Auch, wenn die Strafe dort als sehr hart wahrgenommen wird. Ob das Strafmaß zu gering, angemessen oder überzogen ist - darüber kann sowieso vorzüglich gestritten werden. Einen Präzedenzfall gibt es nicht, und die Existenz eines Strafmaßes ist ja noch nicht die alleinige Legitimation dessen selbst.

Selbst, wenn es Seiten gibt, die den Protest gegen das Urteil als Untergrabung von Rapids neuen Bemühungen in der Thematik betrachten: es ist klar, dass die sportlichen Auswirkungen einer Entgleisung neben dem Platz gering gehalten werden sollen. Heftig sind die Auswirkungen definitiv.

Ich würde daher nicht so weit gehen, diese beiden Aspekte in direkte Verbindung zu setzen. So oder so wird jede Sperre irgendwann abgesessen sein.

Das Problem sitzt noch überall - daher sind alle gefordert

Die Maßnahmen werden bleiben.

Und selbst, wenn ihr Erfolg nicht garantiert werden kann: Dass sie vom Spieler bis zum kleinsten Mitarbeiter intern, vom einzelnen Fan hin zum größten Sponsor extern alle an Bord holen sollen, bietet zumindest eine Grundlage für langfristige Entwicklung in die richtige Richtung.

Wie weit sie wirklich gehen kann, das liegt nicht nur an den Maßnahmen selbst. Sondern am Problembewusstsein und an der Besserungsfähigkeit bei allen.

Und "alle", das beschränkt sich nicht auf den SK Rapid, der nun den nötigen Schubs geliefert hat. Homophobie, das sitzt bei zu vielen noch tief. Welche Farben sie auch tragen - und ob sie überhaupt in ein Fußballstadion gehen. Da gibt es leider viele, viele Beispiele auch außerhalb Hütteldorfs.

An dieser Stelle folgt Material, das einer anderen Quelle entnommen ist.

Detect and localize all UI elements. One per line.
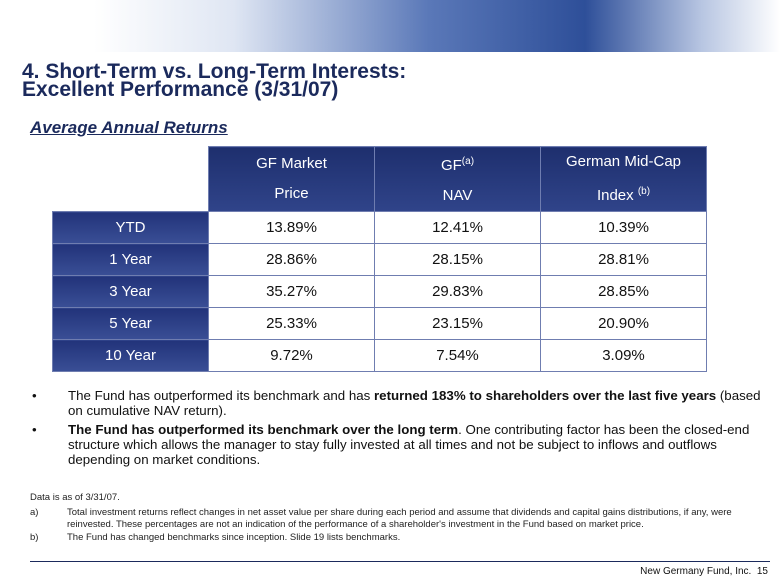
footnote-ref: (b) <box>637 186 651 197</box>
cell: 20.90% <box>540 307 707 340</box>
footnote-text: Total investment returns reflect changes… <box>67 506 732 531</box>
cell: 13.89% <box>208 211 375 244</box>
cell: 28.86% <box>208 243 375 276</box>
cell: 23.15% <box>374 307 541 340</box>
bullet: The Fund has outperformed its benchmark … <box>30 388 765 418</box>
bullet-list: The Fund has outperformed its benchmark … <box>30 388 765 471</box>
bullet-text: The Fund has outperformed its benchmark … <box>68 422 459 437</box>
cell: 35.27% <box>208 275 375 308</box>
footnote-ref: (a) <box>461 156 475 167</box>
title-line: 4. Short-Term vs. Long-Term Interests: <box>22 60 407 83</box>
cell: 3.09% <box>540 339 707 372</box>
cell: 29.83% <box>374 275 541 308</box>
company: New Germany Fund, Inc. <box>640 566 752 577</box>
footnote: a) Total investment returns reflect chang… <box>30 507 760 532</box>
header-text: German Mid-Cap <box>565 153 682 170</box>
row-label: YTD <box>52 211 209 244</box>
banner <box>0 0 780 52</box>
cell: 7.54% <box>374 339 541 372</box>
header-text: GF <box>440 157 462 174</box>
header-text: Price <box>274 185 309 202</box>
footer-rule <box>30 561 770 562</box>
row-label: 1 Year <box>52 243 209 276</box>
table-row: 3 Year 35.27% 29.83% 28.85% <box>52 275 707 308</box>
row-label: 3 Year <box>52 275 209 308</box>
table-row: 10 Year 9.72% 7.54% 3.09% <box>52 339 707 372</box>
column-header: GF(a) NAV <box>374 146 541 212</box>
cell: 9.72% <box>208 339 375 372</box>
data-note: Data is as of 3/31/07. <box>30 492 120 503</box>
footnote-marker: a) <box>30 506 39 518</box>
bullet-text: (based on cumulative NAV return). <box>68 388 761 418</box>
footnote-marker: b) <box>30 531 39 543</box>
cell: 28.81% <box>540 243 707 276</box>
cell: 10.39% <box>540 211 707 244</box>
header-text: Index <box>596 187 634 204</box>
row-label: 5 Year <box>52 307 209 340</box>
bullet-text: The Fund has outperformed its benchmark … <box>68 388 374 403</box>
footnote: b) The Fund has changed benchmarks since … <box>30 532 760 545</box>
bullet-text: returned 183% to shareholders over the l… <box>374 388 717 403</box>
table-row: 5 Year 25.33% 23.15% 20.90% <box>52 307 707 340</box>
footer: New Germany Fund, Inc. 15 <box>640 566 768 577</box>
table-row: YTD 13.89% 12.41% 10.39% <box>52 211 707 244</box>
cell: 12.41% <box>374 211 541 244</box>
column-header: GF Market Price <box>208 146 375 212</box>
footnote-text: The Fund has changed benchmarks since in… <box>67 531 401 543</box>
cell: 25.33% <box>208 307 375 340</box>
subtitle: Average Annual Returns <box>30 118 228 137</box>
footnotes: Data is as of 3/31/07. a) Total investmen… <box>30 492 760 544</box>
title-line: Excellent Performance (3/31/07) <box>22 78 339 101</box>
bullet: The Fund has outperformed its benchmark … <box>30 422 765 467</box>
header-text: GF Market <box>256 155 327 172</box>
page-number: 15 <box>756 566 768 577</box>
table-row: 1 Year 28.86% 28.15% 28.81% <box>52 243 707 276</box>
cell: 28.15% <box>374 243 541 276</box>
row-label: 10 Year <box>52 339 209 372</box>
column-header: German Mid-Cap Index (b) <box>540 146 707 212</box>
header-row: GF Market Price GF(a) NAV German Mid-Cap In… <box>52 146 707 212</box>
cell: 28.85% <box>540 275 707 308</box>
header-text: NAV <box>442 187 473 204</box>
bullet-text: . One contributing factor has been the c… <box>68 422 750 467</box>
blank-cell <box>52 146 209 212</box>
returns-table: GF Market Price GF(a) NAV German Mid-Cap In… <box>52 146 707 372</box>
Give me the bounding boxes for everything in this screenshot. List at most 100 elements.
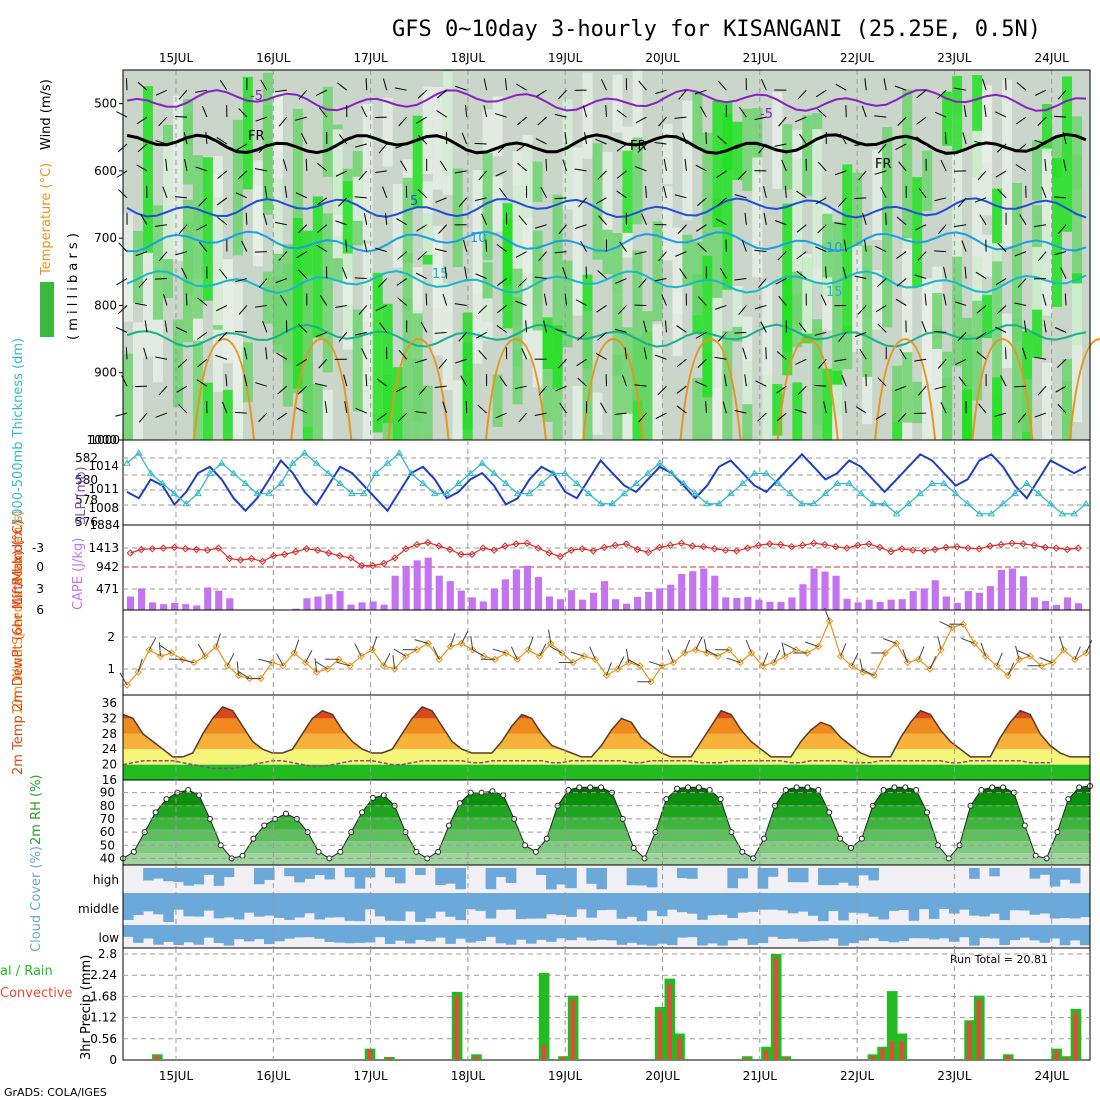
wind-barb <box>1054 327 1067 333</box>
rh-cell <box>602 151 613 257</box>
contour-label: FR <box>875 157 892 172</box>
wind-barb <box>624 347 627 360</box>
wind-barb <box>877 278 887 288</box>
wind-barb <box>606 662 612 676</box>
rh-tick: 60 <box>100 825 115 839</box>
wind-barb <box>276 412 288 421</box>
rh-cell <box>842 325 853 370</box>
wind-barb <box>582 105 588 118</box>
bottom-date-label: 19JUL <box>548 1069 583 1083</box>
li-point <box>302 545 311 553</box>
wind-barb <box>842 266 847 279</box>
wind-barb <box>734 194 747 199</box>
isotherm-line <box>126 197 1087 219</box>
wind-barb <box>135 251 148 257</box>
contour-label: -5 <box>250 89 263 104</box>
cape-bar <box>854 602 862 610</box>
thickness-point <box>821 489 830 497</box>
li-point <box>347 554 355 562</box>
cape-axis-label: CAPE (J/kg) <box>71 538 86 610</box>
rh-point <box>1000 784 1007 791</box>
top-date-label: 15JUL <box>159 51 194 65</box>
precip-legend-total: al / Rain <box>0 964 53 979</box>
li-point <box>137 545 146 554</box>
rh-cell <box>822 368 833 440</box>
li-point <box>622 540 631 548</box>
wind-barb <box>676 325 687 333</box>
cloud-cell <box>344 868 356 878</box>
wind-barb <box>379 322 388 333</box>
rh-cell <box>332 236 343 282</box>
thickness-point <box>182 499 191 507</box>
cloud-cell <box>848 925 859 944</box>
rh-cell <box>552 325 563 389</box>
wind-barb <box>238 108 248 118</box>
wind-speed-point <box>781 652 789 660</box>
wind-barb <box>575 299 587 306</box>
cloud-cell <box>143 868 154 881</box>
thickness-point <box>655 459 664 466</box>
li-point <box>391 554 399 562</box>
wind-barb <box>297 323 308 333</box>
precip-convective-bar <box>744 1057 750 1060</box>
cloud-cell <box>596 868 607 890</box>
wind-speed-point <box>669 658 678 667</box>
wind-barb <box>979 214 987 225</box>
wind-barb <box>215 305 228 312</box>
wind-barb <box>197 358 208 368</box>
rh-cell <box>872 149 883 240</box>
cape-bar <box>149 602 157 610</box>
wind-barb <box>877 143 887 154</box>
cloud-cell <box>143 925 154 939</box>
wind-barb <box>796 251 807 260</box>
thickness-axis-label: 1000-500mb Thickness (dm) <box>11 338 26 525</box>
wind-barb <box>383 653 391 667</box>
cloud-cell <box>485 893 497 919</box>
rh-point <box>804 784 811 791</box>
rh-cell <box>452 168 463 268</box>
wind-barb <box>851 652 859 667</box>
cloud-cell <box>717 925 728 946</box>
wind-barb <box>314 658 318 673</box>
wind-barb <box>898 161 907 172</box>
wind-barb <box>700 106 707 118</box>
cape-bar <box>1074 603 1083 610</box>
rh-cell <box>422 181 433 255</box>
wind-barb <box>174 116 187 118</box>
li-point <box>799 541 807 550</box>
wind-barb <box>854 143 867 146</box>
wind-barb <box>470 635 474 650</box>
wind-barb <box>1042 293 1047 306</box>
wind-barb <box>262 320 268 333</box>
rh-point <box>152 809 159 816</box>
rh-cell <box>542 317 553 369</box>
wind-barb <box>1034 139 1047 145</box>
li-point <box>1030 541 1038 550</box>
li-point <box>920 547 928 555</box>
wind-barb <box>175 326 188 333</box>
cloud-cell <box>999 925 1010 945</box>
wind-barb <box>417 189 428 199</box>
wind-barb <box>954 301 967 306</box>
wind-barb <box>627 658 641 667</box>
cloud-cell <box>969 893 980 916</box>
wind-barb <box>1085 640 1093 654</box>
wind-barb <box>1054 251 1067 256</box>
rh-cell <box>292 108 303 271</box>
cape-bar <box>413 560 421 610</box>
wind-barb <box>396 218 407 226</box>
li-point <box>997 540 1005 549</box>
cloud-cell <box>797 893 809 912</box>
rh-cell <box>442 283 453 390</box>
pressure-tick: 500 <box>94 97 117 111</box>
wind-barb <box>834 170 847 176</box>
wind-barb <box>137 143 148 153</box>
rh-cell <box>262 72 273 215</box>
rh-cell <box>602 229 613 275</box>
rh-swatch <box>40 282 54 337</box>
cape-bar <box>898 599 906 610</box>
wind-barb <box>754 116 767 121</box>
rh-cell <box>612 74 623 133</box>
wind-barb <box>418 385 428 396</box>
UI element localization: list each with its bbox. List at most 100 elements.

Und gleich, ob es sich in einer unbedachten Verwendung von Schimpfwörtern oder tief verwurzelter Abneigung äußert. Es gibt kein akzeptables Spektrum.

Das muss verklickert, jede Normalisierung beendet, jeder Safe Space für abwertende Äußerungen und Ansichten ungemütlich gemacht werden. Dafür sind alle gefordert.

Auch wir Medien, die sich erst in dem Moment zum wirklich großen Aufschrei aufgefordert gefühlt haben, als die Spieler in diesen jahrelang gesungenen Unfug mit einstimmten.